Helms e seus colegas publicaram um estudo no periódico “New England Journal of Medicine” documentando os sintomas neurológicos em pacientes com Covid-19, que variavam de simples dificuldades cognitivas a confusão mental.

Todos são sinais de encefalopatia, o termo mais comum para danos ao cérebro, algo que os pesquisadores de Wuhan, na China, onde a pandemia surgiu, haviam notado em pessoas infectadas pelo novo coronavírus em fevereiro.

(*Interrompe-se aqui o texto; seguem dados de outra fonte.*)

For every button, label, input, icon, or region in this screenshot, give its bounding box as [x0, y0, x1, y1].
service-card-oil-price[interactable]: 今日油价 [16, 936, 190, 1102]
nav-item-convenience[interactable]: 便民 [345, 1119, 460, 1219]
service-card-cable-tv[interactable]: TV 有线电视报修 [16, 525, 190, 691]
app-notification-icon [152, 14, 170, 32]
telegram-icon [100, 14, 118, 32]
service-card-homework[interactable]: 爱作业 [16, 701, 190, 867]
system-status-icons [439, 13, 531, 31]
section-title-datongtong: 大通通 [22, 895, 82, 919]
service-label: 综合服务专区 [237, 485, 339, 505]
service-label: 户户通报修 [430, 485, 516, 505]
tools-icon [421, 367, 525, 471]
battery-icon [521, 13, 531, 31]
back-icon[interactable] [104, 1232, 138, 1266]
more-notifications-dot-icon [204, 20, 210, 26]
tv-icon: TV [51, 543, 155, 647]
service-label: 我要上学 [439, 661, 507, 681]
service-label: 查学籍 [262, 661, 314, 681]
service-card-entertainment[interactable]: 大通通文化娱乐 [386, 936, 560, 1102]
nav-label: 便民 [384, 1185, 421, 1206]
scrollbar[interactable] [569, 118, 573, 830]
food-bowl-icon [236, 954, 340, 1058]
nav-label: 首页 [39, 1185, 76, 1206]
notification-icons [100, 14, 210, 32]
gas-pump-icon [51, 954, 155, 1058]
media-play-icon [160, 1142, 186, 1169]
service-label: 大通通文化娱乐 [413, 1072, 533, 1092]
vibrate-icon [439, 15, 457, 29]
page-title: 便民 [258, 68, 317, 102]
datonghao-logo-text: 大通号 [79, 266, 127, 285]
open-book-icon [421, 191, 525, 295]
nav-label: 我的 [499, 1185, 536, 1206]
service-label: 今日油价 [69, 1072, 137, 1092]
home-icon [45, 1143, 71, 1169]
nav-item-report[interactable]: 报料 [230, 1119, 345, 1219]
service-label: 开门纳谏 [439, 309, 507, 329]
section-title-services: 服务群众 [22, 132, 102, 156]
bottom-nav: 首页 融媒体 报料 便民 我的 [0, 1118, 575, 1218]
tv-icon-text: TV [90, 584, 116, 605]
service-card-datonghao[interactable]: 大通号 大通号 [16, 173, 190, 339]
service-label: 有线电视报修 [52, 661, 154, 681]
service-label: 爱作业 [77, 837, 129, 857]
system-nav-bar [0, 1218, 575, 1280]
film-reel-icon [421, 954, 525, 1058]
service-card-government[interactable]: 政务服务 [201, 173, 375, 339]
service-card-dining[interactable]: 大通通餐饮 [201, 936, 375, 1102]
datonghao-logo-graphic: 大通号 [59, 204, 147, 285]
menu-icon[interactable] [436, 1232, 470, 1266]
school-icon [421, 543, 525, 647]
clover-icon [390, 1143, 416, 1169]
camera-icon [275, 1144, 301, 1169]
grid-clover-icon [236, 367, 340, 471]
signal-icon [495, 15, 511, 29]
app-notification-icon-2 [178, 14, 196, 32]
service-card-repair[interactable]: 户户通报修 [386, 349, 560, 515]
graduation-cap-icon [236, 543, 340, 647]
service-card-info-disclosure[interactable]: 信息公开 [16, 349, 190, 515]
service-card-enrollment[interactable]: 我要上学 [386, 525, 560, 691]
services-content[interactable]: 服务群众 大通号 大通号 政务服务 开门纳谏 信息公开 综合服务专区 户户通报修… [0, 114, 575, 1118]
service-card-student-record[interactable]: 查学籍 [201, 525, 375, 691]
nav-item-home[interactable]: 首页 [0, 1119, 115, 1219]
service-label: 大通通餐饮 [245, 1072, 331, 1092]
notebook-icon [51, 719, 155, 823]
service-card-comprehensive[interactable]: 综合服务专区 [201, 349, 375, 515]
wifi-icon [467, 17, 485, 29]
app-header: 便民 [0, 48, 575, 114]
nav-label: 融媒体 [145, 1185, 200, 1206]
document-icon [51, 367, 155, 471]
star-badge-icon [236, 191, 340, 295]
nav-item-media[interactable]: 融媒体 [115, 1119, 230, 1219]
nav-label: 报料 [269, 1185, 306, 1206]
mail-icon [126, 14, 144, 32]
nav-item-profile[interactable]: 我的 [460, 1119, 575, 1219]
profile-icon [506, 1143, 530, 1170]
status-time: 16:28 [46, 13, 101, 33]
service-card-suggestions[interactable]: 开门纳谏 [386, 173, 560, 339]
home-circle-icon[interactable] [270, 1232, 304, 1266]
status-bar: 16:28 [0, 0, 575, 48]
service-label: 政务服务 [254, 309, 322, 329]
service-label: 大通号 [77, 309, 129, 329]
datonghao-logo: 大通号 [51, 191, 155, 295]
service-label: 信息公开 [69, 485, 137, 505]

Agora, mais de 300 estudos de todo o mundo descobriram uma prevalência de anormalidades neurológicas em pacientes com Covid-19, incluindo sintomas leves — como dores de cabeça, perda de olfato (anosmia) e sensações de formigamento — e graves — como afasia (incapacidade de falar), derrames e convulsões.

Além das descobertas recentes, o vírus, que causa majoritariamente uma doença respiratória, também pode afetar rins, fígado, coração e praticamente todos os sistemas do organismo.

“Ainda não sabemos se a encefalopatia é mais grave com a Covid-19 do que com outros vírus, mas posso dizer que temos visto bastante disso”, diz a neurologista Elissa Fory, da Fundação Henry Ford, nos Estados Unidos.

“À medida que o número de casos aumenta, você começará a ver não apenas as manifestações comuns da doença, mas também as incomuns — e as vemos de uma só vez, o que não é algo com que qualquer um de nós se deparou em nossas vidas.”

As estimativas da prevalência exata variam, mas aproximadamente 50% dos pacientes infectados pelo Sars-Cov-2, o vírus responsável pela Covid-19, tiveram problemas neurológicos.

A extensão e a gravidade desses problemas ficaram sob o radar da maioria das pessoas, inclusive dos médicos, porque essas anormalidades neurológicas podem não ser reconhecidas como tal quando aparecem.

Alguém que sofre uma convulsão pode simplesmente parecer atordoado e não tremer por inteiro, por exemplo.

Com suas máquinas, sedações e isolamento, um ambiente de UTI pode exacerbar e induzir delírios, prejudicando nossa capacidade de vincular qualquer sintoma ao vírus.

Para complicar ainda mais, muitas pessoas com sinais do Sars-Cov-2 nunca são realmente testadas para o vírus, especialmente se não têm tosse ou febre. Isso significa que, se elas tiverem sintomas neurológicos, talvez nunca saibam se isso está relacionado à Covid-19.

“De fato, existe uma porcentagem significativa de pacientes de Covid-19 cujo único sintoma é confusão mental”, diz Robert Stevens, professor de anestesiologia e medicina intensiva na Faculdade de Medicina Johns Hopkins, nos Estados Unidos, acrescentando que eles não têm tosse ou fadiga.